As is obvious from the results of Table 1 and Table 2, a chlorogenic acid-containing material having less disagreeable taste and less unpleasant odor can be obtained using the method of the present invention.

Claims

1. A method for production of a chlorogenic acid-containing material, comprising contacting a coffee bean extract (A) with a mixture of a water-miscible organic solvent (B) and water (C), under such conditions that the mass ratio of the components (B) and (C) obtained after the mixture is mixed with the component (A) becomes 70/30 to 99.5/0.5; and recovering a solid portion.

2. The method for production of a chlorogenic acid-containing material according to claim 1, wherein the coffee bean extract (A) is originating from green coffee beans or lightly roasted coffee beans having an L value of 30 or greater.

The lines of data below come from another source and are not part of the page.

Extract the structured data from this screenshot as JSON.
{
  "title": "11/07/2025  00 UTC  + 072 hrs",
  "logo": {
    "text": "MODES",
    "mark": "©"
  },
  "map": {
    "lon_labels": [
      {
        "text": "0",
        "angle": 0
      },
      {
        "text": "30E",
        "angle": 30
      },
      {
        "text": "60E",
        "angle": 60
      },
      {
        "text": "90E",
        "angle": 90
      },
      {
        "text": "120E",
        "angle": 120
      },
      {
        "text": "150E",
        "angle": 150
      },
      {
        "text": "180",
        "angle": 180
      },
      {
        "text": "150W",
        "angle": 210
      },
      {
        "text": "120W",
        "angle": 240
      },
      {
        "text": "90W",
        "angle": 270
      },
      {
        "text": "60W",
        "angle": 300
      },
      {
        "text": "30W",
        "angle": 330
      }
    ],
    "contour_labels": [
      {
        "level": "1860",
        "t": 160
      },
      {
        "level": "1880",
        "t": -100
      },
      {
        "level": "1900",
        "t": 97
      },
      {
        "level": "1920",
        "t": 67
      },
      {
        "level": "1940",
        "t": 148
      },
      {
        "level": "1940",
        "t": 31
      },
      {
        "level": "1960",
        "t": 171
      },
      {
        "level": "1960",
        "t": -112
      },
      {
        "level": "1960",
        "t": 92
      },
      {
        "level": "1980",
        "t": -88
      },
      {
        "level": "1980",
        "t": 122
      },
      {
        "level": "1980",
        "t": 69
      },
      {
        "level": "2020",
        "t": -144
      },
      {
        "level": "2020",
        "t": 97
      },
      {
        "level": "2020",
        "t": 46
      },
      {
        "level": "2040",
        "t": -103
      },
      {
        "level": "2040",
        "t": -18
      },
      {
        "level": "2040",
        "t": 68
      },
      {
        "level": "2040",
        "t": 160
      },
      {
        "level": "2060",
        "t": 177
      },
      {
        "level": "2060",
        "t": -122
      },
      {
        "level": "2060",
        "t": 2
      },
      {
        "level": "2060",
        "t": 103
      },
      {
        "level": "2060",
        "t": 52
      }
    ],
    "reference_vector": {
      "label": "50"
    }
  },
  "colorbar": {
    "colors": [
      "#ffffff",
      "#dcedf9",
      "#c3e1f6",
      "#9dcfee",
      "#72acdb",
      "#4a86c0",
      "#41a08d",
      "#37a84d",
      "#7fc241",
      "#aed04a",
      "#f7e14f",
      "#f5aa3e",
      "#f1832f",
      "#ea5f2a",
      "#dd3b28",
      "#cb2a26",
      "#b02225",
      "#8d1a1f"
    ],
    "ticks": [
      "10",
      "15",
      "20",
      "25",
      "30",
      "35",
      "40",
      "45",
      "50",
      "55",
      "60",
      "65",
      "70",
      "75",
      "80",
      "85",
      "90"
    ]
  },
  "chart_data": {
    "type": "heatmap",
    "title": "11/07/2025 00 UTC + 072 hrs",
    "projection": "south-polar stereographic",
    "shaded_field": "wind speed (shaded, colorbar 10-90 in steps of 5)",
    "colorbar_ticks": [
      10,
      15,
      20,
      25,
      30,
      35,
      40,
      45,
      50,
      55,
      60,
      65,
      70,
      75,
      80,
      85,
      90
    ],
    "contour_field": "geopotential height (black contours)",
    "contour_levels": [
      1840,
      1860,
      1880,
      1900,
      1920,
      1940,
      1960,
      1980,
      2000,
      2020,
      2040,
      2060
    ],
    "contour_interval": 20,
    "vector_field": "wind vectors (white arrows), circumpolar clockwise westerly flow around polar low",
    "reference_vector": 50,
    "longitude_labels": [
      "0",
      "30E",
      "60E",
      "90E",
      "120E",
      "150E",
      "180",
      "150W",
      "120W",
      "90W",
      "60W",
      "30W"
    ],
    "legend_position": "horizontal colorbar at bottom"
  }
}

3. The method for production of a chlorogenic acid-containing material according to claim 1 or 2, wherein the content of chlorogenic acids contained in the total of the components (A), (B) and (C), upon contacting the coffee bean extract (A) with a mixture of the water-miscible organic solvent (B) and water (C), is 1.2% by mass or greater.

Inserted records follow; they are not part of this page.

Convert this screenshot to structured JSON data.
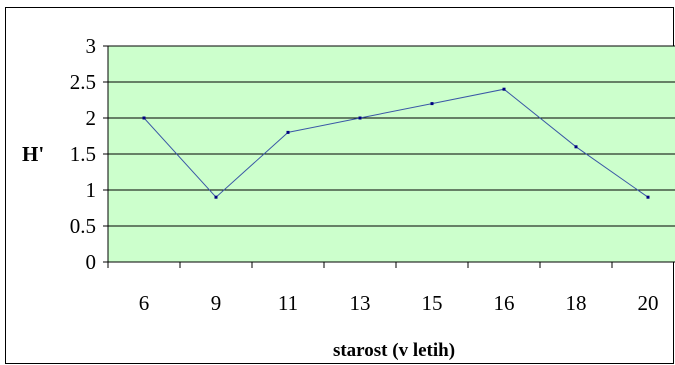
{
  "chart_data": {
    "type": "line",
    "categories": [
      "6",
      "9",
      "11",
      "13",
      "15",
      "16",
      "18",
      "20"
    ],
    "series": [
      {
        "values": [
          2.0,
          0.9,
          1.8,
          2.0,
          2.2,
          2.4,
          1.6,
          0.9
        ]
      }
    ],
    "xlabel": "starost (v letih)",
    "ylabel": "H'",
    "ylim": [
      0,
      3
    ],
    "yticks": [
      "0",
      "0.5",
      "1",
      "1.5",
      "2",
      "2.5",
      "3"
    ],
    "grid": true,
    "colors": {
      "plot_background": "#ccffcc",
      "line": "#3a57a6",
      "marker": "#000080",
      "gridline": "#000000",
      "frame": "#000000"
    }
  }
}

4. The method for production of a chlorogenic acid-containing material according to any one of claims 1 to 3, wherein the water-miscible solvent (B) is an alcohol.

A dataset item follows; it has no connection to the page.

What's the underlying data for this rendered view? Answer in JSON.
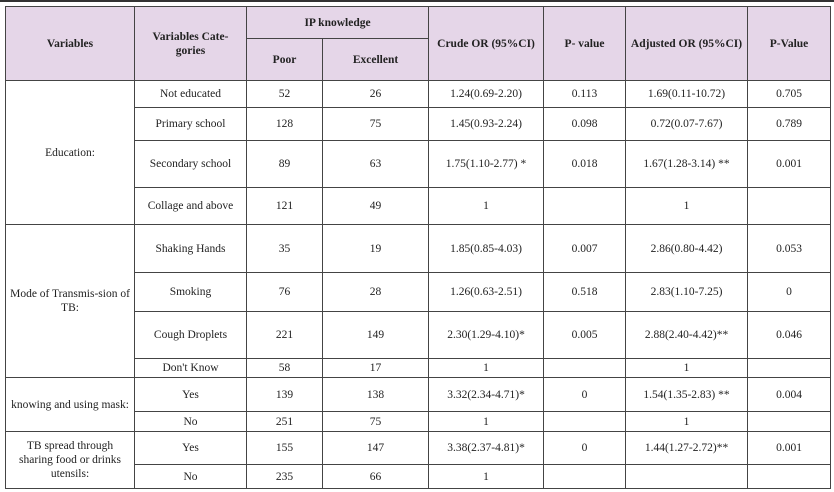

5. The method for production of a chlorogenic acid-containing material according to any one of claims 1 to 4, wherein a powdered solid is added as a dispersant upon performing the contact with the mixture of the water-miscible solvent (B) and water (C); and the solid portion is recovered later.

6. The method for production of a chlorogenic acid-containing material according to any one of claims 1 to 5, wherein water (C) or a mixture having a mass ratio of water-miscible solvent (B)/water (C) of 5/95 or greater and less than 70/30 is added to the recovered solid portion, to dissolve the solid portion or to extract chlorogenic acids.

7. A food product prepared using the chlorogenic acid-containing material produced by the method according to any one of claims 1 to 6, the product containing 0.005 to 10% by mass of chlorogenic acids.